Whenever you hear about a big corporation getting involved with YouTube the standard responses seems to be to shaking ones head. Next you’ll hear people loudly decry the vile world of piracy and illegal uploads, whilst not offering any helpful solutions.
The latest announcement though provides a more positive spin on collaborative ventures as the Beeb announce they’ll be expanding their BBC Worldwide YouTube account with extra videos, and will offer US based viewers full length episodes of some of the more popular shows.
This could be very interesting as presently people who choose to view BBC content online tend to use the iPlayer, which acts as a ‘catch up’ service.
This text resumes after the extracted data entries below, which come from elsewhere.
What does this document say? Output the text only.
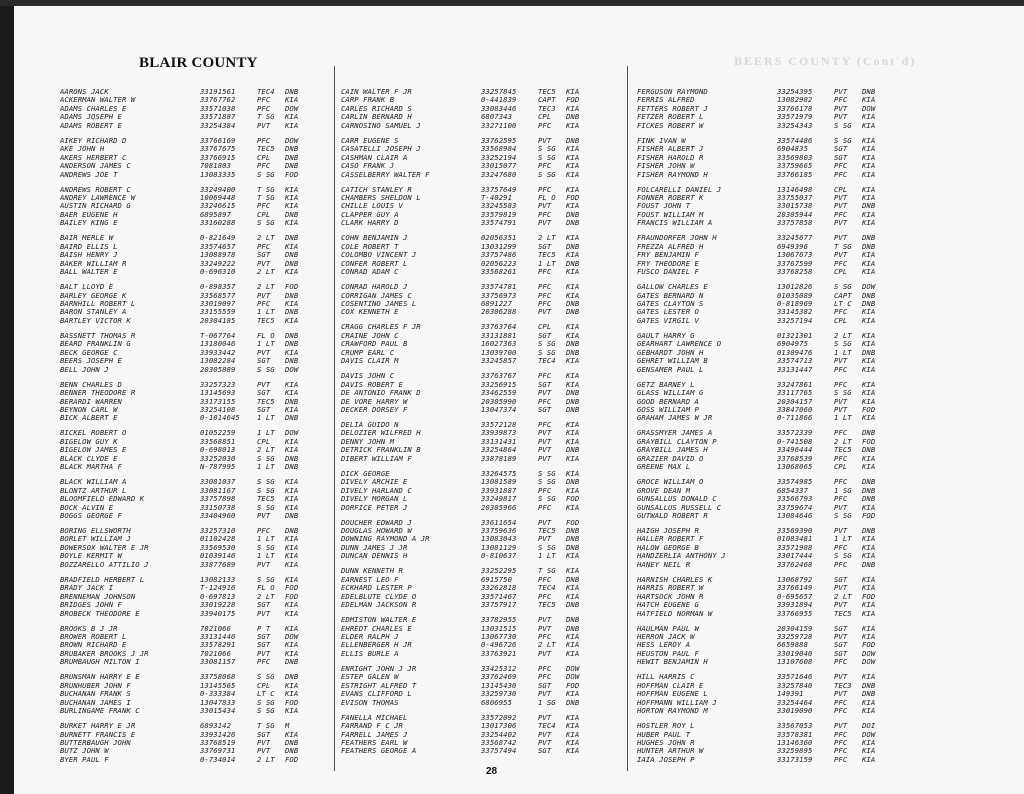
BLAIR COUNTY	BEERS COUNTY (Cont'd)
AARONS JACK	33191561	TEC4	DNB
ACKERMAN WALTER W	33767762	PFC	KIA
ADAMS CHARLES E	33571038	PFC	DOW
ADAMS JOSEPH E	33571887	T SG	KIA
ADAMS ROBERT E	33254384	PVT	KIA
AIKEY RICHARD D	33766169	PFC	DOW
AKE JOHN H	33767675	TEC5	DNB
AKERS HERBERT C	33766915	CPL	DNB
ANDERSON JAMES C	7081803	PFC	DNB
ANDREWS JOE T	13083335	S SG	FOD
ANDREWS ROBERT C	33249400	T SG	KIA
ANDREY LAWRENCE W	10069448	T SG	KIA
AUSTIN RICHARD G	33246615	PFC	KIA
BAER EUGENE H	6895897	CPL	DNB
BAILEY KING E	33160288	S SG	KIA
BAIR MERLE W	0-821649	2 LT	DNB
BAIRD ELLIS L	33574657	PFC	KIA
BAISH HENRY J	13088978	SGT	DNB
BAKER WILLIAM R	33249222	PVT	DNB
BALL WALTER E	0-696310	2 LT	KIA
BALT LLOYD E	0-898357	2 LT	FOD
BARLEY GEORGE K	33568577	PVT	DNB
BARNHILL ROBERT L	33019097	PFC	KIA
BARON STANLEY A	33155559	1 LT	DNB
BARTLEY VICTOR K	20304185	TEC5	KIA
BASSNETT THOMAS R	T-067764	FL O	DNB
BEARD FRANKLIN G	13180046	1 LT	DNB
BECK GEORGE C	33933442	PVT	KIA
BEERS JOSEPH E	13082284	SGT	DNB
BELL JOHN J	20305889	S SG	DOW
BENN CHARLES D	33257323	PVT	KIA
BENNER THEODORE R	13145693	SGT	KIA
BERARDI WARREN	33173155	TEC5	DNB
BEYNON CARL W	33254108	SGT	KIA
BICK ALBERT E	0-1014645	1 LT	DNB
BICKEL ROBERT O	01052259	1 LT	DOW
BIGELOW GUY K	33568851	CPL	KIA
BIGELOW JAMES E	0-698013	2 LT	KIA
BLACK CLYDE E	33252030	S SG	DNB
BLACK MARTHA F	N-787995	1 LT	DNB
BLACK WILLIAM A	33081037	S SG	KIA
BLONTZ ARTHUR L	33081167	S SG	KIA
BLOOMFIELD EDWARD K	33757898	TEC5	KIA
BOCK ALVIN E	33150738	S SG	KIA
BOGGS GEORGE F	33404960	PVT	DNB
BORING ELLSWORTH	33257310	PFC	DNB
BORLET WILLIAM J	01102428	1 LT	KIA
BOWERSOX WALTER E JR	33569530	S SG	KIA
BOYLE KERMIT W	01039146	1 LT	KIA
BOZZARELLO ATTILIO J	33877689	PVT	KIA
BRADFIELD HERBERT L	13082133	S SG	KIA
BRADY JACK I	T-124916	FL O	FOD
BRENNEMAN JOHNSON	0-697813	2 LT	FOD
BRIDGES JOHN F	33019228	SGT	KIA
BROBECK THEODORE E	33940175	PVT	KIA
BROOKS B J JR	7021066	P T	KIA
BROWER ROBERT L	33131446	SGT	DOW
BROWN RICHARD E	33578291	SGT	KIA
BRUBAKER BROOKS J JR	7021066	PVT	KIA
BRUMBAUGH MILTON I	33081157	PFC	DNB
BRUNSMAN HARRY E E	33758068	S SG	DNB
BRUNHUBER JOHN F	13145565	CPL	KIA
BUCHANAN FRANK S	0-333384	LT C	KIA
BUCHANAN JAMES I	13047833	S SG	FOD
BURLINGAME FRANK C	33015434	S SG	KIA
BURKET HARRY E JR	6893142	T SG	M
BURNETT FRANCIS E	33931426	SGT	KIA
BUTTERBAUGH JOHN	33768519	PVT	DNB
BUTZ JOHN W	33769731	PVT	DNB
BYER PAUL F	0-734014	2 LT	FOD
CAIN WALTER F JR	33257845	TEC5	KIA
CARP FRANK B	0-441839	CAPT	FOD
CARLES RICHARD S	33083446	TEC3	KIA
CARLIN BERNARD H	6807343	CPL	DNB
CARNOSINO SAMUEL J	33271100	PFC	KIA
CARR EUGENE S	33762595	PVT	DNB
CASATELLI JOSEPH J	33568984	S SG	KIA
CASHMAN CLAIR A	33252194	S SG	KIA
CASO FRANK J	33015077	PFC	KIA
CASSELBERRY WALTER F	33247680	S SG	KIA
CATICH STANLEY R	33757649	PFC	KIA
CHAMBERS SHELDON L	T-40291	FL O	FOD
CHILLE LOUIS V	33245583	PVT	KIA
CLAPPER GUY A	33579819	PFC	DNB
CLARK HARRY D	33574791	PVT	DNB
COHN BENJAMIN J	02056351	2 LT	KIA
COLE ROBERT T	13031299	SGT	DNB
COLOMBO VINCENT J	33757486	TEC5	KIA
CONFER ROBERT L	02056223	1 LT	DNB
CONRAD ADAM C	33568261	PFC	KIA
CONRAD HAROLD J	33574781	PFC	KIA
CORRIGAN JAMES C	33756973	PFC	KIA
COSENTINO JAMES L	6891227	PFC	DNB
COX KENNETH E	20306288	PVT	DNB
CRAGG CHARLES F JR	33763764	CPL	KIA
CRAINE JOHN C	33131881	SGT	KIA
CRAWFORD PAUL B	16027363	S SG	DNB
CRUMP EARL C	13039700	S SG	DNB
DAVIS CLAIR M	33245857	TEC4	KIA
DAVIS JOHN C	33763767	PFC	KIA
DAVIS ROBERT E	33256915	SGT	KIA
DE ANTONIO FRANK D	33462559	PVT	DNB
DE VORE HARRY W	20305990	PFC	DNB
DECKER DORSEY F	13047374	SGT	DNB
DELIA GUIDO N	33572128	PFC	KIA
DELOZIER WILFRED H	33939873	PVT	KIA
DENNY JOHN M	33131431	PVT	KIA
DETRICK FRANKLIN B	33254864	PVT	DNB
DIBERT WILLIAM F	33878189	PVT	KIA
DICK GEORGE	33264575	S SG	KIA
DIVELY ARCHIE E	13081589	S SG	DNB
DIVELY HARLAND C	33931887	PFC	KIA
DIVELY MORGAN L	33249817	S SG	FOD
DORFICE PETER J	20305966	PFC	KIA
DOUCHER EDWARD J	33611654	PVT	FOD
DOUGLAS HOWARD W	33759636	TEC5	DNB
DOWNING RAYMOND A JR	13083043	PVT	DNB
DUNN JAMES J JR	13081129	S SG	DNB
DUNCAN DENNIS H	0-810637	1 LT	KIA
DUNN KENNETH R	33252295	T SG	KIA
EARNEST LEO F	6915750	PFC	DNB
ECKHARD LESTER P	33262818	TEC4	KIA
EDELBLUTE CLYDE O	33571467	PFC	KIA
EDELMAN JACKSON R	33757917	TEC5	DNB
EDMISTON WALTER E	33782955	PVT	DNB
EHREDT CHARLES E	13031515	PVT	DNB
ELDER RALPH J	13067730	PFC	KIA
ELLENBERGER H JR	0-496726	2 LT	KIA
ELLIS BURLE A	33763921	PVT	KIA
ENRIGHT JOHN J JR	33425312	PFC	DOW
ESTEP GALEN W	33762469	PFC	DOW
ESTRIGHT ALFRED T	13145430	SGT	FOD
EVANS CLIFFORD L	33259730	PVT	KIA
EVISON THOMAS	6806955	1 SG	DNB
FANELLA MICHAEL	33572092	PVT	KIA
FARRAND F C JR	13017306	TEC4	KIA
FARRELL JAMES J	33254402	PVT	KIA
FEATHERS EARL W	33568742	PVT	KIA
FEATHERS GEORGE A	33757494	SGT	KIA
FERGUSON RAYMOND	33254395	PVT	DNB
FERRIS ALFRED	13082982	PFC	KIA
FETTERS ROBERT J	33766178	PVT	DOW
FETZER ROBERT L	33571979	PVT	KIA
FICKES ROBERT W	33254343	S SG	KIA
FINK IVAN W	33574486	S SG	KIA
FISHER ALBERT J	6904835	SGT	KIA
FISHER HAROLD R	33569803	SGT	KIA
FISHER JOHN W	33759665	PFC	KIA
FISHER RAYMOND H	33766185	PFC	KIA
FOLCARELLI DANIEL J	13146498	CPL	KIA
FONNER ROBERT K	33755037	PVT	KIA
FOUST JOHN T	33015738	PVT	DNB
FOUST WILLIAM M	20305944	PFC	KIA
FRANCIS WILLIAM A	33757858	PVT	KIA
FRAUNDORFER JOHN H	33245677	PVT	DNB
FREZZA ALFRED H	6949396	T SG	DNB
FRY BENJAMIN F	13067673	PVT	KIA
FRY THEODORE E	33767599	PFC	KIA
FUSCO DANIEL F	33768258	CPL	KIA
GALLOW CHARLES E	13012826	S SG	DOW
GATES BERNARD N	01035089	CAPT	DNB
GATES CLAYTON S	0-818969	LT C	DNB
GATES LESTER O	33145382	PFC	KIA
GATES VIRGIL V	33257194	CPL	KIA
GAULT HARRY G	01321301	2 LT	KIA
GEARHART LAWRENCE O	6904975	S SG	KIA
GEBHARDT JOHN H	01309476	1 LT	DNB
GEHRET WILLIAM B	33574713	PVT	KIA
GENSAMER PAUL L	33131447	PFC	KIA
GETZ BARNEY L	33247861	PFC	KIA
GLASS WILLIAM G	33117765	S SG	KIA
GOOD BERNARD A	20304157	PVT	KIA
GOSS WILLIAM P	33847060	PVT	FOD
GRAHAM JAMES W JR	0-711866	1 LT	KIA
GRASSMYER JAMES A	33572339	PFC	DNB
GRAYBILL CLAYTON P	0-741508	2 LT	FOD
GRAYBILL JAMES H	33496444	TEC5	DNB
GRAZIER DAVID O	33768539	PFC	KIA
GREENE MAX L	13068065	CPL	KIA
GROCE WILLIAM O	33574985	PFC	DNB
GROVE DEAN M	6854337	1 SG	DNB
GUNSALLUS DONALD C	33566793	PFC	DNB
GUNSALLUS RUSSELL C	33759674	PVT	KIA
GUTWALD ROBERT R	13084646	S SG	FOD
HAIGH JOSEPH R	33569390	PVT	DNB
HALLER ROBERT F	01083481	1 LT	KIA
HALOW GEORGE B	33571988	PFC	KIA
HANDZERLIA ANTHONY J	33017444	S SG	KIA
HANEY NEIL R	33762468	PFC	DNB
HARNISH CHARLES K	13068792	SGT	KIA
HARRIS ROBERT W	33766149	PVT	KIA
HARTSOCK JOHN R	0-695657	2 LT	FOD
HATCH EUGENE G	33931894	PVT	KIA
HATFIELD NORMAN W	33766955	TEC5	KIA
HAULMAN PAUL W	20304159	SGT	KIA
HERRON JACK W	33259728	PVT	KIA
HESS LEROY A	6659888	SGT	FOD
HEUSTON PAUL F	33019040	SGT	DOW
HEWIT BENJAMIN H	13107608	PFC	DOW
HILL HARRIS C	33571646	PVT	KIA
HOFFMAN CLAIR E	33257840	TEC3	DNB
HOFFMAN EUGENE L	149391	PVT	DNB
HOFFMANN WILLIAM J	33254464	PFC	KIA
HORTON RAYMOND M	33019090	PFC	KIA
HOSTLER ROY L	33567053	PVT	DOI
HUBER PAUL T	33578381	PFC	DOW
HUGHES JOHN R	13146360	PFC	KIA
HUNTER ARTHUR W	33259895	PFC	KIA
IAIA JOSEPH P	33173159	PFC	KIA
28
However the iPlayer doesn’t offer a back catalogue of favourite shows; whilst the new YouTube channel will.
But how do they plan to cover the cost of making full length videos available on YouTube, and why is this open to US ISP users only? To offer this service they’re going to be tied into certain US-centric based advertising schemes to cover the costs, which is why the UK are excluded from the launch.
Whilst I think it’s great that our US mates can again access to our programming, the fact that we’re excluded from it is frustrating. Will we have to access UK content via the US site through a proxy server? It could all get very confusing, Then again, with Hulu promising a UK launch sometime soon, the way we view all videos online could start to change dramatically.
*Note: I’ve just spoken to the BBC and they’d like to clarify that so far they’re only releasing 5 full length ‘niche’ shows onto the YouTube player in the States, such as The Life of Birds, which they say will appeal to a niche market and is part of them extending their commercial arm overseas.